Наш паразит, как объяснил Григг, возможно, являлся гибридом panamensis и braziliensis: он возник путем совокупления двух паразитов в пищеварительной системе москита. Потом гибрид, изолированный от других микроорганизмов, эволюционировал в новый штамм или даже в новый вид. У пяти образцов обнаружилось достаточно мутаций, указывающих, что этот конкретный вид долгое время находился в изоляции.
Я спросил о том, сколько времени продолжалась изоляция.
«Трудный вопрос. Мутаций маловато, поэтому я бы говорил о сотнях лет, а не о тысячах и десятках тысяч».
Меня внезапно осенило. Я объяснил Григгу, что в долине когда-то располагался многолюдный город, который вел активную торговлю. Но около пятисот лет назад жители ставили его, и долина оказалась отрезанной от остального мира; люди больше не появлялись здесь и не разносили болезнь. Не может ли их уход соответствовать тому времени, когда паразит оказался в изоляции? А если так, нельзя ли использовать молекулярные часы паразита, чтобы выяснить, когда именно жители оставили город?

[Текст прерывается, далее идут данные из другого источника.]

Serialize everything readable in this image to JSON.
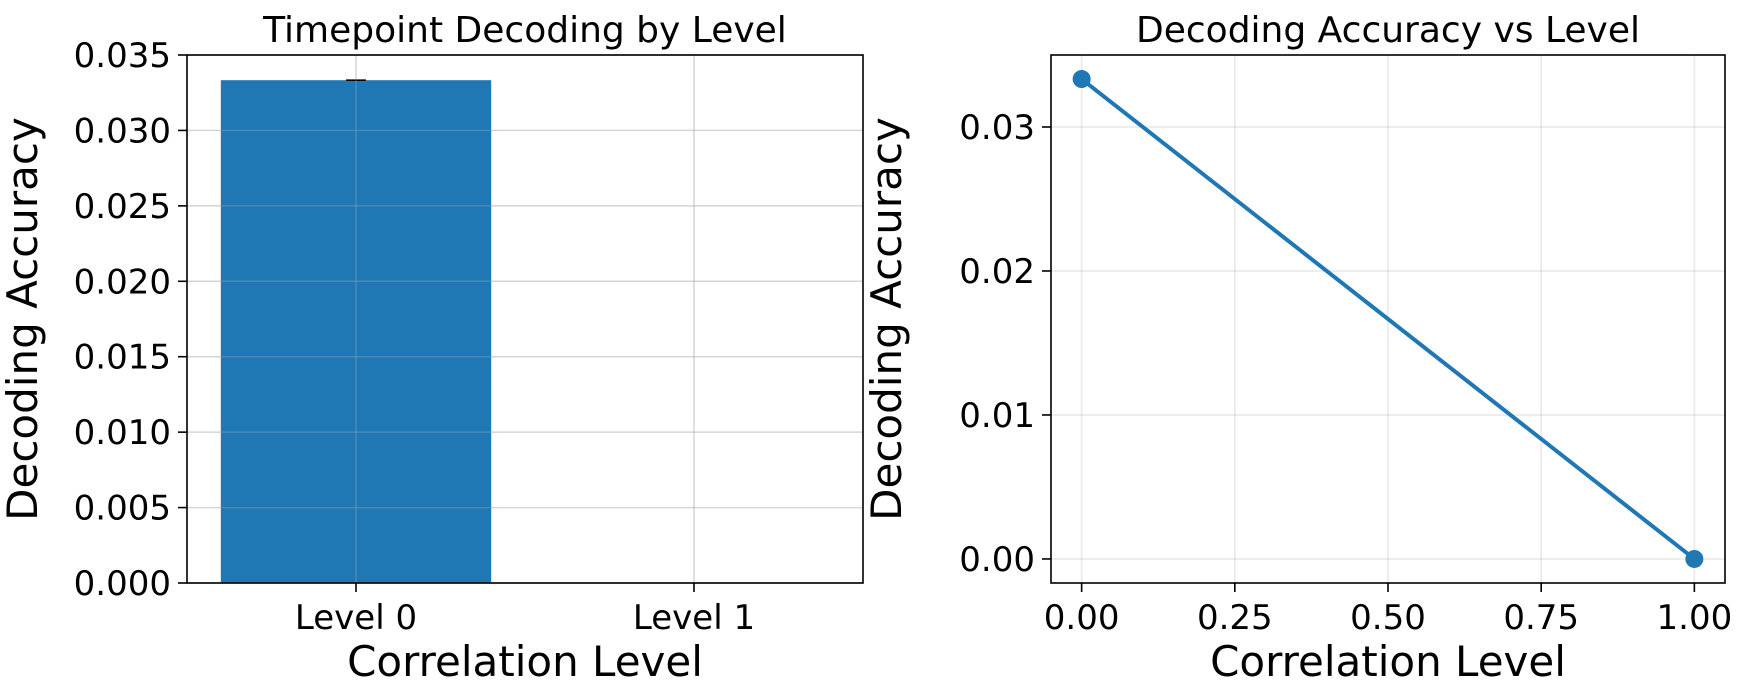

Подумав, Григг ответил, что эта гипотеза не лишена оснований. «При одной или двух мутациях мы говорим об изоляции продолжительностью в сотни лет. Срок относительно небольшой. Это согласуется с вашей теорией».
У каждого вида есть так называемые молекулярные часы, измеряющие частоту накопления мутаций на протяжении поколений. У некоторых видов, например у вирусов простуды, часы идут быстро, а у других, как у человека, – медленно. Подсчитав число мутаций, мы можем определить с помощью молекулярных часов, как долго вид находился в изоляции. Это похоже на игру в испорченный телефон: по числу участников игры можно определить, насколько дошедшее до вас послание отличается от исходного.
Позднее я рассказал Саксу о своей идее – датировать гибель У1, используя молекулярные часы паразита.
«Мне это кажется разумным, – сказал он. – Эти филогенетические деревья опубликованы. Обнаружив новый вид, вы находите соответствия на этом дереве и таким образом определяете генетическое расстояние». Это позволяет вычислить продолжительность изоляции.
Если так, то, возможно, мы первыми датируем археологический объект с помощью молекулярных часов; не исключено, что наша болезнь даст ключ к разгадке судьбы У1. Однако эта проблема еще ждет своего исследователя.